Есть много больших книг, в которых есть геи -геи - или, чаще всего, гей -персонаж - в вторичных ролях, но редко их жизнь, и особенно их сексуальная жизнь, на центральной части.
Написание романа чувствовал себя таким приватным для меня! Я думаю, что публикация романа довольно общедоступна и разоблачает, и что сейчас немного пугает, так это то, что он чувствует себя так полностью против конфиденциальности, которая пишет.
Я действительно думаю, что чувство противодействия настоящему моменту, это чувство истории истории, бодрят письменность, которое я нахожу наиболее захватывающим, и, возможно, именно в том, что он одинаково привержен и внутренней тонкости чувствительности и внешней строгости протест или критика.
Я не уверен, что смогу сформулировать какие -либо принципы, лежащие в основе решений о том, что разрезать и что сохранить.
Вульф - важное писатель для меня, кого -то, кого я часто читаю и кто является частью моего идеала о том, что может сделать литература.
Меня привлекает художественная литература, которая намекает на научную литературу, которая размывает или, кажется, размывает границы между изобретением и автобиографией.
Когда я взял свой первый урок поэзии, я почувствовал, что могу понять отношения между словами и формальными качествами языка таким образом, как я никогда не пойму музыку.
Я понял, что в музыке был интеллектуальный контент, что -то вроде мышления, которое я никогда не смогу услышать.
Мой первый MFA был в поэзии, и это было очень частью профессиональной траектории, ведущей к жизни в качестве профессора. Но во второй и третий лет в Гарварде я понял, что не хочу академической жизни.
Я чувствовал большую амбивалентность по поводу возвращения в аспирантуру для второй МИД. Импульс был на самом деле противоположным от того, что было более десяти лет назад: я хотел прервать карьеру.
У моей жизни было много подходящих вещей: прежде чем я изучал литературу, я был музыкантом и начал студент -консерваторию. Я начал изучать литературу на третьем курсе колледжа, когда я прошел курс поэзии с Джеймсом Лонгенбахом, который был довольно необычным. Это изменило мою жизнь.
Быть учителем средней школы было замечательным, но неустойчивым: мне нужен был выход.

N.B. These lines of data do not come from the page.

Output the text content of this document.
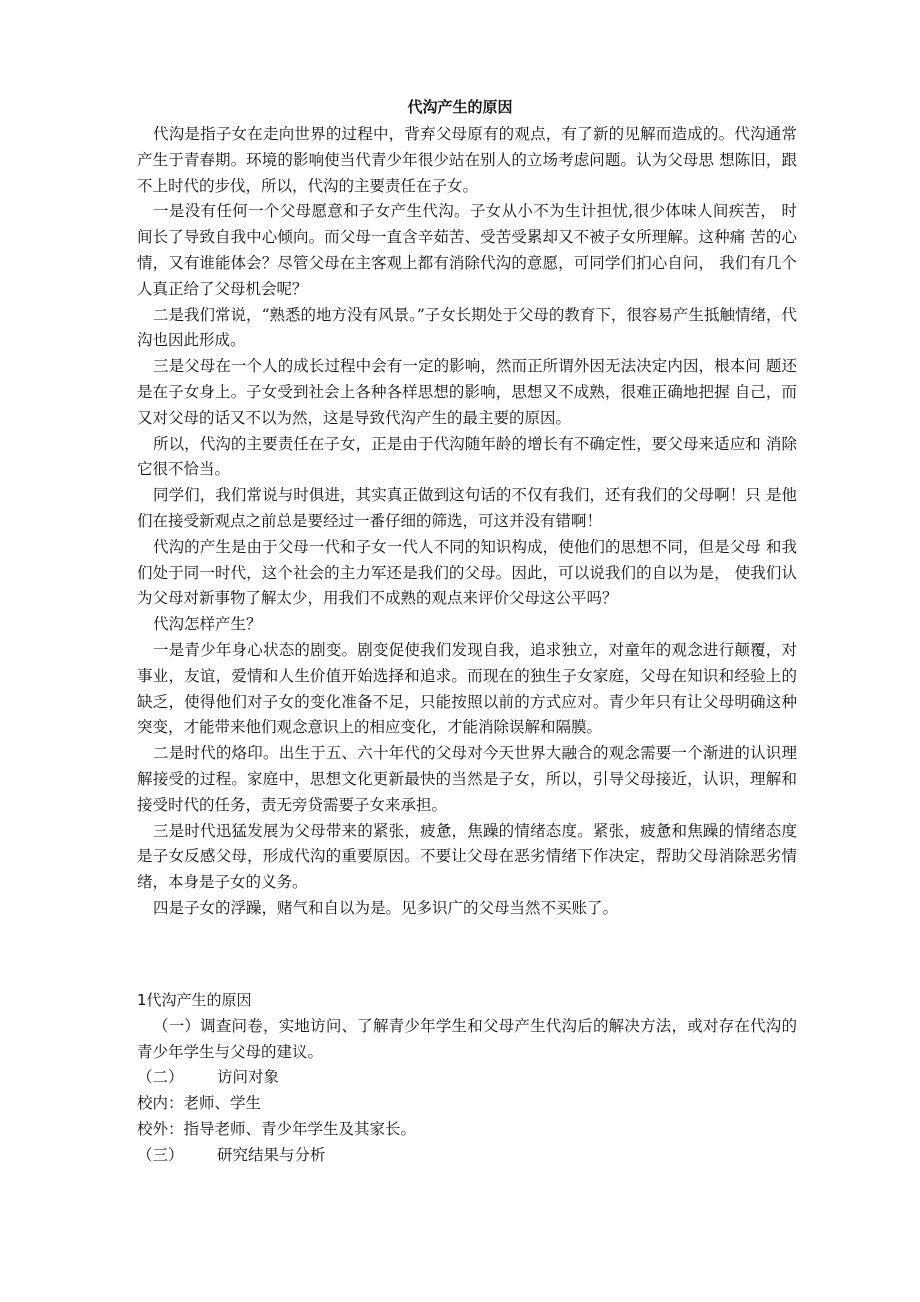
代沟产生的原因

代沟是指子女在走向世界的过程中，背弃父母原有的观点，有了新的见解而造成的。代沟通常产生于青春期。环境的影响使当代青少年很少站在别人的立场考虑问题。认为父母思 想陈旧，跟不上时代的步伐，所以，代沟的主要责任在子女。

一是没有任何一个父母愿意和子女产生代沟。子女从小不为生计担忧,很少体味人间疾苦， 时间长了导致自我中心倾向。而父母一直含辛茹苦、受苦受累却又不被子女所理解。这种痛 苦的心情，又有谁能体会？尽管父母在主客观上都有消除代沟的意愿，可同学们扪心自问， 我们有几个人真正给了父母机会呢？

二是我们常说，“熟悉的地方没有风景。”子女长期处于父母的教育下，很容易产生抵触情绪，代沟也因此形成。

三是父母在一个人的成长过程中会有一定的影响，然而正所谓外因无法决定内因，根本问 题还是在子女身上。子女受到社会上各种各样思想的影响，思想又不成熟，很难正确地把握 自己，而又对父母的话又不以为然，这是导致代沟产生的最主要的原因。

所以，代沟的主要责任在子女，正是由于代沟随年龄的增长有不确定性，要父母来适应和 消除它很不恰当。

同学们，我们常说与时俱进，其实真正做到这句话的不仅有我们，还有我们的父母啊！只 是他们在接受新观点之前总是要经过一番仔细的筛选，可这并没有错啊！

代沟的产生是由于父母一代和子女一代人不同的知识构成，使他们的思想不同，但是父母 和我们处于同一时代，这个社会的主力军还是我们的父母。因此，可以说我们的自以为是， 使我们认为父母对新事物了解太少，用我们不成熟的观点来评价父母这公平吗？

代沟怎样产生？

一是青少年身心状态的剧变。剧变促使我们发现自我，追求独立，对童年的观念进行颠覆，对事业，友谊，爱情和人生价值开始选择和追求。而现在的独生子女家庭，父母在知识和经验上的缺乏，使得他们对子女的变化准备不足，只能按照以前的方式应对。青少年只有让父母明确这种突变，才能带来他们观念意识上的相应变化，才能消除误解和隔膜。

二是时代的烙印。出生于五、六十年代的父母对今天世界大融合的观念需要一个渐进的认识理解接受的过程。家庭中，思想文化更新最快的当然是子女，所以，引导父母接近，认识，理解和接受时代的任务，责无旁贷需要子女来承担。

三是时代迅猛发展为父母带来的紧张，疲惫，焦躁的情绪态度。紧张，疲惫和焦躁的情绪态度是子女反感父母，形成代沟的重要原因。不要让父母在恶劣情绪下作决定，帮助父母消除恶劣情绪，本身是子女的义务。

四是子女的浮躁，赌气和自以为是。见多识广的父母当然不买账了。

1代沟产生的原因

（一）调查问卷，实地访问、了解青少年学生和父母产生代沟后的解决方法，或对存在代沟的青少年学生与父母的建议。

（二） 访问对象

校内：老师、学生

校外：指导老师、青少年学生及其家长。

（三） 研究结果与分析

Я вернулся в аспирантуру, потому что хотел избежать того, чтобы быть профессионалом, чтобы попытаться собрать вместе жизнь, которая позволила бы мне избежать гонки с преподаванием и обучения на полный рабочий день.
Академия - невероятно защищенный мир, и я думаю, что для писателей важно уйти из -под этого укрытия, по крайней мере, некоторое время, чтобы увидеть, как выглядит мир снаружи.
Для меня музыка всегда была вторым языком. У меня не было музыкального происхождения, и я начал учиться очень поздно, в четырнадцать.
Я не уверен, что любая повествовательная модель была для меня важнее, чем камерные оперы Бенджамина Бриттена.
Я понял, что жизнь музыканта, даже очень счастливого, очень успешного музыканта, не была на самом деле той жизни, которую я хотел: я ненавижу путешествия, я ненавижу жить из чемоданов, я ненавижу постоянную тревогу быть на сцене.
Я полагаю, что я сделал много разных видов выступлений в разное время - оперное пение, чтение стихов, не в последнюю очередь обучение в старшей школе - и мне это нравится, по крайней мере, иногда. Но я нахожу это невероятно вызывающим беспокойство и утомительным. Конфиденциальность более благоприятно, и я схожу с ума, если не могу тратить большую часть каждого дня или почти каждый день в одиночестве. Конечно, я должен быть один, чтобы написать.
Там, где роман использует материал из моей жизни, он делает это, потому что он эстетически удобен, а не из -за какой -либо верности, который он имеет для каких -либо проверенных фактов.
Я думаю, что призыв к книге научной литературы подтверждает своего рода ответственность за попытку истины.
Я получаю удовольствие как читатель в книгах, которые дразнят с какой -то срочностью реальной, даже если это только промышленное эффект.
Я часто говорю, что Бернхард, WG Sebald и Javier Maras - моя стилистическая святая троица, прозаистые писатели, которые поражают меня своей нотацией сознания и голоса.